ALJ Berry's findings state as follows:

The vocational expert testified that given all of these factors the individual would be able to perform the requirements of representative unskilled light occupations such as bottling-line attendant, 920.687-042 (1,000 jobs in California and 7,500 nationally); case splitter, 525.687-014 (900 jobs in California and 9,800 nationally); and housekeeping cleaner, 323.687-014 (18,900 jobs in California and 143,300 nationally). Pursuant to SSR 00-4p, the vocational expert's testimony is consistent with the information contained in the Dictionary of Occupational Titles. Based on the testimony of the vocational expert, the undersigned concludes that, considering the claimant's age, education, work experience, and residual functional capacity, the claimant has been capable of making a successful adjustment to other work that exists in significant numbers in the national economy. A finding of "not disabled" is therefore appropriate . . ..

AR 28. When there is an apparent unresolved conflict, the ALJ must inquire, on the record, about the inconsistency, and must obtain a reasonable explanation for the conflict. SSR 00-4p, 2000 WL 1898704, at *2. The failure to do so constitutes procedural error. Massachi, 486 F.3d 1149, 1153-54 & n. 19. Such error is harmless, however, if there was no conflict or if the VE provided sufficient support for his or her conclusion so as to justify any potential conflicts.
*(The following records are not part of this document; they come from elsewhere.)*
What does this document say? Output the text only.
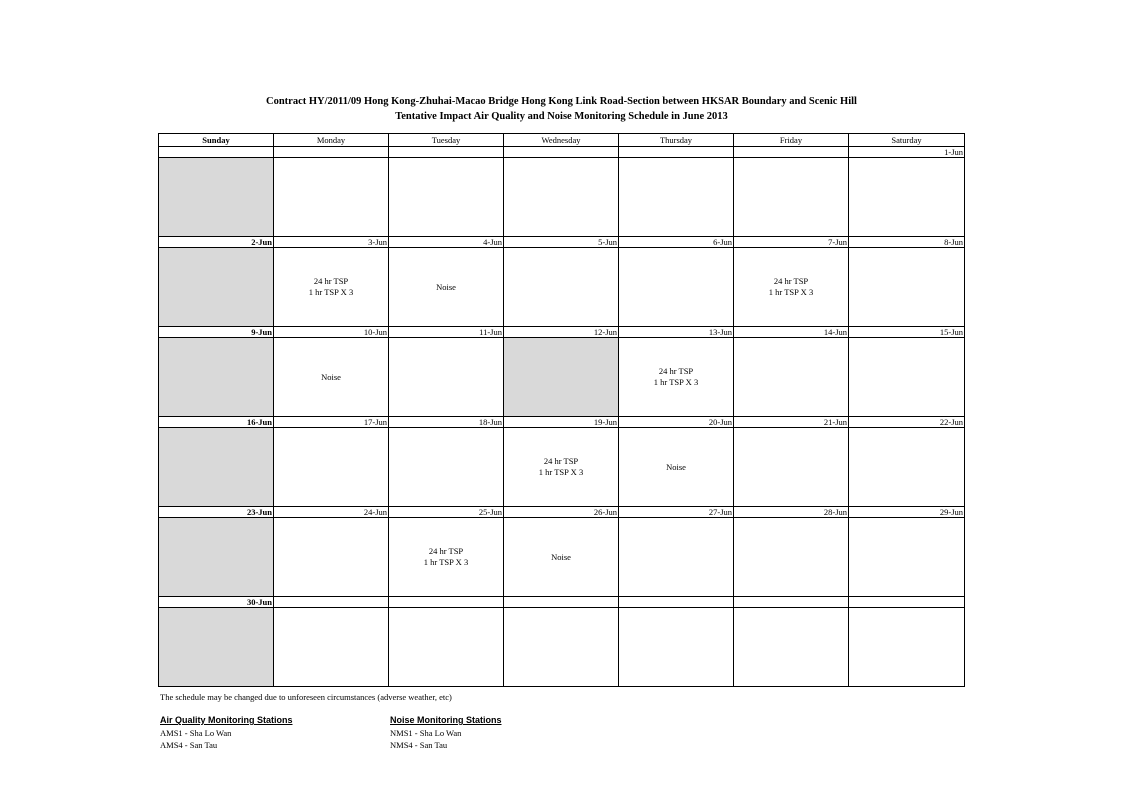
Contract HY/2011/09 Hong Kong-Zhuhai-Macao Bridge Hong Kong Link Road-Section between HKSAR Boundary and Scenic Hill
Tentative Impact Air Quality and Noise Monitoring Schedule in June 2013
Sunday	Monday	Tuesday	Wednesday	Thursday	Friday	Saturday
						1-Jun

2-Jun	3-Jun	4-Jun	5-Jun	6-Jun	7-Jun	8-Jun

	24 hr TSP
1 hr TSP X 3	Noise			24 hr TSP
1 hr TSP X 3	

9-Jun	10-Jun	11-Jun	12-Jun	13-Jun	14-Jun	15-Jun

	Noise			24 hr TSP
1 hr TSP X 3		

16-Jun	17-Jun	18-Jun	19-Jun	20-Jun	21-Jun	22-Jun

			24 hr TSP
1 hr TSP X 3	Noise		

23-Jun	24-Jun	25-Jun	26-Jun	27-Jun	28-Jun	29-Jun

		24 hr TSP
1 hr TSP X 3	Noise			

30-Jun						

The schedule may be changed due to unforeseen circumstances (adverse weather, etc)
Air Quality Monitoring Stations
AMS1 - Sha Lo Wan
AMS4 - San Tau
Noise Monitoring Stations
NMS1 - Sha Lo Wan
NMS4 - San Tau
Id. at 1154, n. 19.

Here, the ALJ failed to ask the VE whether his testimony conflicted with the DOT and, if so, whether there was a reasonable explanation for the conflict. AR 54-88. Nevertheless, the failure to ask about a conflict is harmless where there is no conflict or where the VE provided sufficient support for his or her conflict "so as to justify any potential conflicts." Massachi v. Astrue, 486 F.3d at 1154, n. 19. VE Chaparro provided three job titles that Plaintiff could perform. Plaintiff has identified only one of the three positions as conflicting with the DOT: bottling line attendant. The other two positions identified by the VE satisfy the Commissioner's burden at step five, and sufficiently support the decision. According to the uncontradicted testimony of the VE, a total of 19,800 jobs in California remain available in the case splitter and housekeeping cleaner categories; 153,100 of such positions are available nationally.*fn4 AR 81-82.

Therefore, because the case splitter and housekeeping cleaner positions identified by the VE do not conflict with the DOT, the ALJ's failure to ask the VE whether or not his testimony conflicted with the DOT is harmless error.


Based on the foregoing, the Court finds that the ALJ's decision is supported by substantial evidence in the record as a whole and is based on proper legal standards. Accordingly, this Court DENIES Plaintiff's appeal from the administrative decision of the Commissioner of Social Security. The Clerk of this Court is DIRECTED to enter judgment in favor of Defendant Michael J. Astrue, Commissioner of Social Security and against Plaintiff, Wilbert C. Sebbern, Jr.